Strategic Philanthropy: 5 Banks Evolving Holiday Outreach
For community and regional banks, the December holidays have long offered a natural opportunity to give back. But across the country, a number of institutions are reimagining what seasonal outreach can look like. They’ve moved beyond familiar food drives or volunteering days to create local experiences that are memorable, participatory, and strategically aligned with brand and culture.
From Michigan to Florida to New Jersey, these efforts share a key trait: They turn holiday goodwill into something interactive, visible, and distinctly local.
Leveraging Physical Assets for Experiential Branding
In Holmdel, New Jersey, PNC Bank transforms one of the area’s best-known venues into a seasonal destination. The Magic of Lights drive-through spectacle at the PNC Bank Arts Center converts a summer concert site into a winter wonderland, drawing families from across Central Jersey and beyond. The multi-mile display runs from late November through early January, pairing themed installations with ticketed entry and sponsorship opportunities.
For PNC, whose commercial and retail footprint spans the Mid-Atlantic, the event serves as more than seasonal branding. It doubles as a client-hosting platform, a family-friendly community hub, and a durable brand impression at a time when attention is scattered.
The takeaway for other banks is less about scale than intent: Institutions with naming rights, cultural partnerships, or event venues can transform those assets into shared holiday experiences that feel genuinely communal rather than promotional.
Participatory Giving: Using Public Voting to Drive Engagement
In Mount Pleasant, Michigan, Isabella Bank pushes decision-making outward with its Holiday with Heart program. Employees nominate local nonprofits, but the final allocation of funds is determined by public voting.
As covered by WNEM, the program awards tiered donations, culminating in a $10,000 grand gift. The voting process drives digital engagement while reinforcing Isabella’s identity as a community-rooted bank across central Michigan.
A similar idea guides Cadence Bank, headquartered in Houston and operating throughout the South and Southeast. Through its Cadence Cares Holiday Program, customers, employees, and community members vote on how the bank’s year-end charitable pool is distributed.
In a recent cycle, more than 6,500 votes helped allocate $150,000 among 10 nonprofits. For a multi-state institution, this model balances enterprise-level cohesion with local relevance.
Both programs show how participatory philanthropy can turn holiday giving into engagement, data, and storytelling, without inflating budgets.
Creative Competitions and Interactive Charitable Events
In Dunedin, Florida, just outside Tampa Bay, Achieva Credit Union adds whimsy to its holiday calendar through the Home for the Holidays gingerbread house decorating competition. Organized by the Achieva Foundation, the event invites corporate teams and community groups to compete for a charitable prize.
As highlighted by the bank’s internal publication CUInsight, the winning team’s chosen nonprofit received a $5,000 donation.

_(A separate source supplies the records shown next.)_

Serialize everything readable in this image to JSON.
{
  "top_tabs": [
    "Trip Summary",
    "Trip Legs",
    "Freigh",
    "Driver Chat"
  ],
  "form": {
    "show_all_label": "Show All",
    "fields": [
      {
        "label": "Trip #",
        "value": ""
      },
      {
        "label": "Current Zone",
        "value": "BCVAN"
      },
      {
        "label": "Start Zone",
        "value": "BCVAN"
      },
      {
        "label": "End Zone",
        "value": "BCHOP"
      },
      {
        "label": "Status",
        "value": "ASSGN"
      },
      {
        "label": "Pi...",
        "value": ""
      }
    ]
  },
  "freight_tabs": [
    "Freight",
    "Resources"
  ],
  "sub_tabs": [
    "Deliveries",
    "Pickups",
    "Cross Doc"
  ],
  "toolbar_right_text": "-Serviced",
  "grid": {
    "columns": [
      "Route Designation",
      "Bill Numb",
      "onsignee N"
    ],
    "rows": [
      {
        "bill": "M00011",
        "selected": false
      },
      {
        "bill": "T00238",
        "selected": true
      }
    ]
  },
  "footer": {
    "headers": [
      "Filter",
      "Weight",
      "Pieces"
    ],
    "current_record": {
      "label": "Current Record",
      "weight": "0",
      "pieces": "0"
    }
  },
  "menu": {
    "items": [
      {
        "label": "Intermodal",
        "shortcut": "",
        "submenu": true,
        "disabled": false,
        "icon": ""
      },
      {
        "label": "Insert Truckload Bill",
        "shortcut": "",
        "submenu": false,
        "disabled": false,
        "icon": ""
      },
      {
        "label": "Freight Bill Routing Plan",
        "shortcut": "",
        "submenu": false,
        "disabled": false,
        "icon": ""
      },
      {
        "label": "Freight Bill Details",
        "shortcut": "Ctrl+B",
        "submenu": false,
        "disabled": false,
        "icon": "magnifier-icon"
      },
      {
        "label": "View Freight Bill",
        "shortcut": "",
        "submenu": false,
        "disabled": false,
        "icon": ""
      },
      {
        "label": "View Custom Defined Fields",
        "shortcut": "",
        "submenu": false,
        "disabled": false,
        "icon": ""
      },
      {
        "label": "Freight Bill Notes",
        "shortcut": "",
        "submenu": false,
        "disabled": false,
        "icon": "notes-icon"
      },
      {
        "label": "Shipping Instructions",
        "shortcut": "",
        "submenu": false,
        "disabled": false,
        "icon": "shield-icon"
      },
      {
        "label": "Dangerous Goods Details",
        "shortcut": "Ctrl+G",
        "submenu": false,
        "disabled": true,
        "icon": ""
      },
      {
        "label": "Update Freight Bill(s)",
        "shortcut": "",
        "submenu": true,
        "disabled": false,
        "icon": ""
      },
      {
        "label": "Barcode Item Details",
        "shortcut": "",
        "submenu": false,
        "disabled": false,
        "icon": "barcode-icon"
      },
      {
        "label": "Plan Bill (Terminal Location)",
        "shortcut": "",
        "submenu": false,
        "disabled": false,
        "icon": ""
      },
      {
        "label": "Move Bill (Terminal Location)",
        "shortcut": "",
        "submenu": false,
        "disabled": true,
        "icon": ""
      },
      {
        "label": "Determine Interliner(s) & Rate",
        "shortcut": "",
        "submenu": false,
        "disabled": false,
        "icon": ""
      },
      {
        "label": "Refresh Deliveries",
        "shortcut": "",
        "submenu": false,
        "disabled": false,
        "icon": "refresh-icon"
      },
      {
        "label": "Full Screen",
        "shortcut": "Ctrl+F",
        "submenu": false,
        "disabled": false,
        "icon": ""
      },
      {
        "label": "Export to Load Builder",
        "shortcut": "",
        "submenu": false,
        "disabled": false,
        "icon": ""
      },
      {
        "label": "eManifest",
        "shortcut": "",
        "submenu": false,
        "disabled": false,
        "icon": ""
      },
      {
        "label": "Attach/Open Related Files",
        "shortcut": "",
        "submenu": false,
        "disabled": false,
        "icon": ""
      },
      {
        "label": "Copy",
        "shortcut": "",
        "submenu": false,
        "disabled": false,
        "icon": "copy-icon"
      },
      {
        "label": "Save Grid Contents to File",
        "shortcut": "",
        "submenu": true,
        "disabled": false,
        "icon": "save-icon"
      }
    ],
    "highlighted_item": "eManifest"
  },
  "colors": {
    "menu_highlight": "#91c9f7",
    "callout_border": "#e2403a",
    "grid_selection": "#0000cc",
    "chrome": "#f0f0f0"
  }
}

The contest also generated social buzz, local news coverage, and inter-business collaboration. What could have been a lighthearted activity became a structured philanthropic effort with measurable outcomes.
For banks and credit unions in competitive markets, the lesson is simple: creativity travels. A well-designed event can humanize a brand, strengthen partnerships, and deliver tangible charitable impact.
Local Impact of Personal Nominations
Not every standout initiative requires spectacle or digital platforms. In Oconomowoc, Wisconsin, Bank Five Nine has built its Holi-Days of Giving program around small, deeply personal acts of generosity.
Community members nominate individuals—often caregivers or families facing hardship—for holiday gifts tailored to their needs, with awards typically up to $500.
The program’s power lies in its storytelling. Each gift reflects a human connection, showcasing Bank Five Nine’s presence in southeastern Wisconsin as a relationship-driven institution that values neighbors as much as numbers.
A Broader Pattern Worth Noticing
Viewed together, these programs illustrate a shift in how banks think about holiday outreach.
They’re grounding their efforts in place, from a New Jersey arts center to a Michigan nonprofit network to a Wisconsin neighborhood. They’re inviting participation through voting, contests, or personal nominations. And they’re designing initiatives that generate stories, not just year-end metrics.
For leaders planning future holiday efforts, the message is clear: The most effective programs aren’t necessarily the largest or most expensive. They’re the ones that embody local character and give customers, employees, and neighbors a reason to feel part of something shared.
In a season defined by tradition, these banks remind the industry that imagination paired with authenticity can result in the most meaningful gifts of all.